I am now half-way legitimate.

The rare disease site, here: https://rarediseases.info.nih.gov/ has a section on PANS. It says "Symptoms typically begin during childhood but may begin at any age." So, an adult can have PANS.

But why half-way, you ask.

Well, the trouble is that United States pediatricians still mostly don't believe in it and adult physicians either haven't heard about it at all or have heard about it and say, "But that is pediatric."

Yes, but it's an antibody disorder and antibodies are lifelong. At least, sometimes the immune system doesn't work as well in the truly old, which in my book is over 90.

This reveals something curious to me. Almost NONE of the doctors I have been to are curious about it. My primary care doctor, who I'd been seeing for seven years and who sings in chorus with me, did not read the link about update on treating pandas. I got fairly annoyed.

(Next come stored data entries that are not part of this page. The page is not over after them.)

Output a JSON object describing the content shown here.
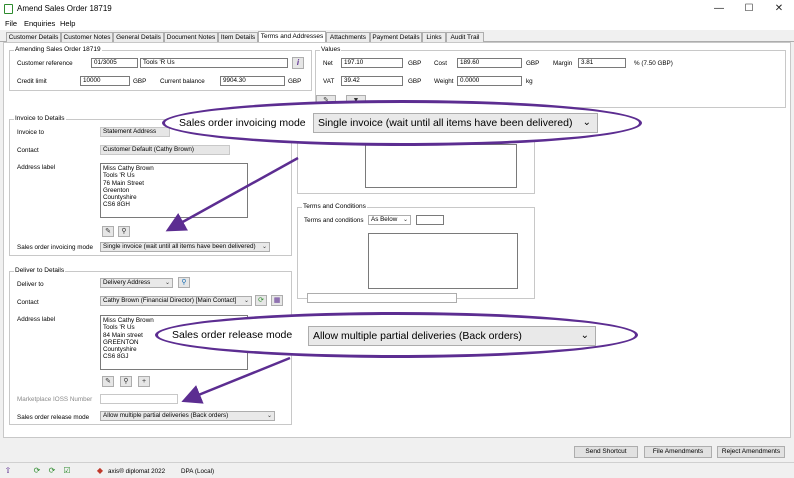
{
  "window": {
    "title": "Amend Sales Order 18719",
    "minimize_glyph": "—",
    "maximize_glyph": "☐",
    "close_glyph": "✕"
  },
  "menu": [
    "File",
    "Enquiries",
    "Help"
  ],
  "tabs": [
    "Customer Details",
    "Customer Notes",
    "General Details",
    "Document Notes",
    "Item Details",
    "Terms and Addresses",
    "Attachments",
    "Payment Details",
    "Links",
    "Audit Trail"
  ],
  "active_tab": "Terms and Addresses",
  "amending": {
    "title": "Amending Sales Order 18719",
    "customer_reference_label": "Customer reference",
    "customer_reference_value": "01/3005",
    "customer_name": "Tools 'R Us",
    "credit_limit_label": "Credit limit",
    "credit_limit_value": "10000",
    "credit_currency": "GBP",
    "current_balance_label": "Current balance",
    "current_balance_value": "9904.30",
    "balance_currency": "GBP"
  },
  "values": {
    "title": "Values",
    "net_label": "Net",
    "net_value": "197.10",
    "net_currency": "GBP",
    "cost_label": "Cost",
    "cost_value": "189.60",
    "cost_currency": "GBP",
    "margin_label": "Margin",
    "margin_value": "3.81",
    "margin_suffix": "%  (7.50 GBP)",
    "vat_label": "VAT",
    "vat_value": "39.42",
    "vat_currency": "GBP",
    "weight_label": "Weight",
    "weight_value": "0.0000",
    "weight_unit": "kg"
  },
  "invoice": {
    "title": "Invoice to Details",
    "invoice_to_label": "Invoice to",
    "invoice_to_value": "Statement Address",
    "contact_label": "Contact",
    "contact_value": "Customer Default (Cathy Brown)",
    "address_label": "Address label",
    "address_lines": [
      "Miss Cathy Brown",
      "Tools 'R Us",
      "76 Main Street",
      "Greenton",
      "Countyshire",
      "CS6 8GH"
    ],
    "invoicing_mode_label": "Sales order invoicing mode",
    "invoicing_mode_value": "Single invoice (wait until all items have been delivered)"
  },
  "deliver": {
    "title": "Deliver to Details",
    "deliver_to_label": "Deliver to",
    "deliver_to_value": "Delivery Address",
    "contact_label": "Contact",
    "contact_value": "Cathy Brown (Financial Director) [Main Contact]",
    "address_label": "Address label",
    "address_lines": [
      "Miss Cathy Brown",
      "Tools 'R Us",
      "84 Main street",
      "GREENTON",
      "Countyshire",
      "CS6 8GJ"
    ],
    "ioss_label": "Marketplace IOSS Number",
    "ioss_value": "",
    "release_mode_label": "Sales order release mode",
    "release_mode_value": "Allow multiple partial deliveries (Back orders)"
  },
  "terms": {
    "title": "Terms and Conditions",
    "terms_label": "Terms and conditions",
    "terms_value": "As Below"
  },
  "callouts": {
    "invoicing": {
      "label": "Sales order invoicing mode",
      "value": "Single invoice (wait until all items have been delivered)"
    },
    "release": {
      "label": "Sales order release mode",
      "value": "Allow multiple partial deliveries (Back orders)"
    }
  },
  "buttons": {
    "send_shortcut": "Send Shortcut",
    "file_amendments": "File Amendments",
    "reject_amendments": "Reject Amendments"
  },
  "status": {
    "product": "axis® diplomat 2022",
    "database": "DPA (Local)"
  },
  "colors": {
    "callout_border": "#5c2d91",
    "arrow": "#5c2d91"
  }
}
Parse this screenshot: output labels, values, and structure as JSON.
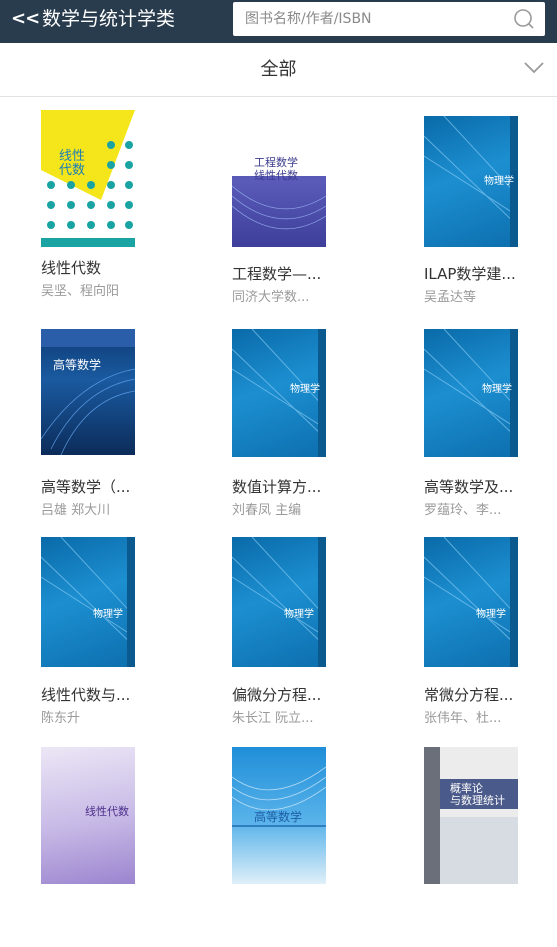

She says, "I have 3200 other patients." I switched primary care doctors, to one that I think DOES have intellectual curiosity. This explains a little why some doctors can see 18 or more patients a day. They stay in their wheelhouse. The cardiologist says, "It's not your heart. The pulmonologist needs to find an overarching diagnosis." I point out that I am on my fourth pulmonologist since 2012 and none of them have come up with one. The only person who suggested any overarching diagnosis is the psychiatrist who retired in 2013. Clearly he had intellectual curiosity to the end of his career, because he was reading about pediatric neuropsychiatry even when he did not take care of children. The physician who first told me about PANDAS is an Infectious Disease specialist and he already believed in it in adults, so I had no idea that it was controversial. He is now head of my state Health Department for fighting infectious disease.

So I am still in the category of rare diseases where no one in my state can or will believe me and/or diagnose it. They also don't know how to treat it. However, I found a conference.

https://pandasnetwork.org/wp-content/uploads/2021/12/1018110_Childhood_Encephalitides_Broch-8_5x11-122321-4aDIGITAL_Final.pdf

Virtual and inexpensive, so I am signed up. The physicians are mostly neurologists and in New York State. This should be very interesting.

No wonder I have trouble with 18 patients a day. Because if I had a patient with something unusual or new or different, I read about it. I am curious. I am here to learn every day.

And no wonder I don't fit in with my doctor peers here. I feel like I am a different damn species than them.